The pieces, including a solid gold Scythian helmet and a golden neck ornament each weighing more than 1 kg (35 oz), were on display in the Netherlands when Russia annexed the peninsula from Ukraine in 2014.
In reading a summary of the decision, presiding Judge Pauline Hofmeijer-Rutten said that the national culture interests of Ukraine outweigh those of the museums in Crimea.
"The Allard Pierson Museum is no longer obliged to return the pieces to the Crimean museums," she said, reading a summary of the decision. "The rights of the Ukrainian state, based on the [Ukrainian] Law of Museums ... take precedence."
The ruling can be appealed before the Dutch Supreme Court.
Russia's annexation of Crimea drew Western sanctions. Western countries and most of the rest of the world recognise the Black Sea peninsula as Ukrainian, and Kyiv wants the territory returned.
Ukrainian President Volodymyr Zelenskiy welcomed the decision, saying in a Tweet: "We always regain what's ours. After the 'Scythian gold', we'll (recover) Crimea."

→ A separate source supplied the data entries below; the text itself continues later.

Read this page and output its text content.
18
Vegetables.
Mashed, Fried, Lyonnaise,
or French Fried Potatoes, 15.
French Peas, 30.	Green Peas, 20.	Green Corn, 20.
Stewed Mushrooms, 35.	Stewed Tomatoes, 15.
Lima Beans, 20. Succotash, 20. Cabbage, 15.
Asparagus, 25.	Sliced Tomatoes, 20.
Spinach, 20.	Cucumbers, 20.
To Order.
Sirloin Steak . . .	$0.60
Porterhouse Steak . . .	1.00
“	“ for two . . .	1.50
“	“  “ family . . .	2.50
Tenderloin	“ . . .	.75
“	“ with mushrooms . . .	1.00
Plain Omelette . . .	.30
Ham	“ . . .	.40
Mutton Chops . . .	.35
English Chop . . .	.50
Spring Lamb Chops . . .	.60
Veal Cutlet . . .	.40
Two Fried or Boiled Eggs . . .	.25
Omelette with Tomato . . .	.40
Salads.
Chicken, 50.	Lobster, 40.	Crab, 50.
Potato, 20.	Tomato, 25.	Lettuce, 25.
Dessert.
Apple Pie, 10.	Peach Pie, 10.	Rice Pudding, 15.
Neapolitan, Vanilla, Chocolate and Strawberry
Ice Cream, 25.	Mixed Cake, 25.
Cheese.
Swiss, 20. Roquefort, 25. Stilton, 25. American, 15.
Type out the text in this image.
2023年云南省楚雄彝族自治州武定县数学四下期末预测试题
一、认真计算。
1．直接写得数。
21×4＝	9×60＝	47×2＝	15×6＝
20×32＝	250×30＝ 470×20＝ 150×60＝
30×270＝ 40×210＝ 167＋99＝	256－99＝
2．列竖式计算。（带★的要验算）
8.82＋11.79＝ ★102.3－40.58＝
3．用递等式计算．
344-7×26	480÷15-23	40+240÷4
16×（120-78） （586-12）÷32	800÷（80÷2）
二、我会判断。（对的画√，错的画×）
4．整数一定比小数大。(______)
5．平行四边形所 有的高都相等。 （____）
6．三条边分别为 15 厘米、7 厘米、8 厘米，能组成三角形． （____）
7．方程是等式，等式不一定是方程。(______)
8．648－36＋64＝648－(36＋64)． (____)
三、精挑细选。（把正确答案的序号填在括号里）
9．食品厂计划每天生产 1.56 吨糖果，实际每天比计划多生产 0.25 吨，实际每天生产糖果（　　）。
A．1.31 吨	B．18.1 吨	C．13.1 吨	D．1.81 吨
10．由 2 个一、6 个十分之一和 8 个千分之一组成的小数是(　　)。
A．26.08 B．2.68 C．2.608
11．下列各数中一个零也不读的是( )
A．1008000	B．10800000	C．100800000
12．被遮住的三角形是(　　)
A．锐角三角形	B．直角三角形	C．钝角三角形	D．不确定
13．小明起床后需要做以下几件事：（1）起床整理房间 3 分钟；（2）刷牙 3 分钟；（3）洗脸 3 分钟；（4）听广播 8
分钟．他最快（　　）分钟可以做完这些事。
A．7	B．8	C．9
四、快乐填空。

Kremlin spokesman Dmitry Peskov said he could not comment. Sergei Aksyonov, the top politician in Russia-controlled Crimea, was quoted by Interfax news agency as saying the ruling was "unfair and unlawful."
"I think the fight to return the valuables that rightfully belong to the peoples of Crimea must continue," he said.
A lower court in 2016 had also ordered the Dutch museum to return the archaeological treasures, which include gems, helmets and scabbards, to Ukraine's government rather than the four museums that had lent them out, but following a different reasoning.
Rob Meijer, the lawyer who appealed on behalf of the museums, said he was disappointed but it is up to his clients to decide on a further appeal.
"These treasures ... have been excavated in Crimea, they've been taken care of, restored, exhibited always in Crimea," he said.
Maarten Sanders, the lawyer representing Ukraine, said it would it be difficult for Russia to attempt to claim ownership of the items in a Dutch court, as the United Nations and European Union have not recognised its sovereignty over Crimea.
The University of Amsterdam, owner of the Allard Pierson Museum, has said the museum will continue to keep the objects in storage until all appeals are settled.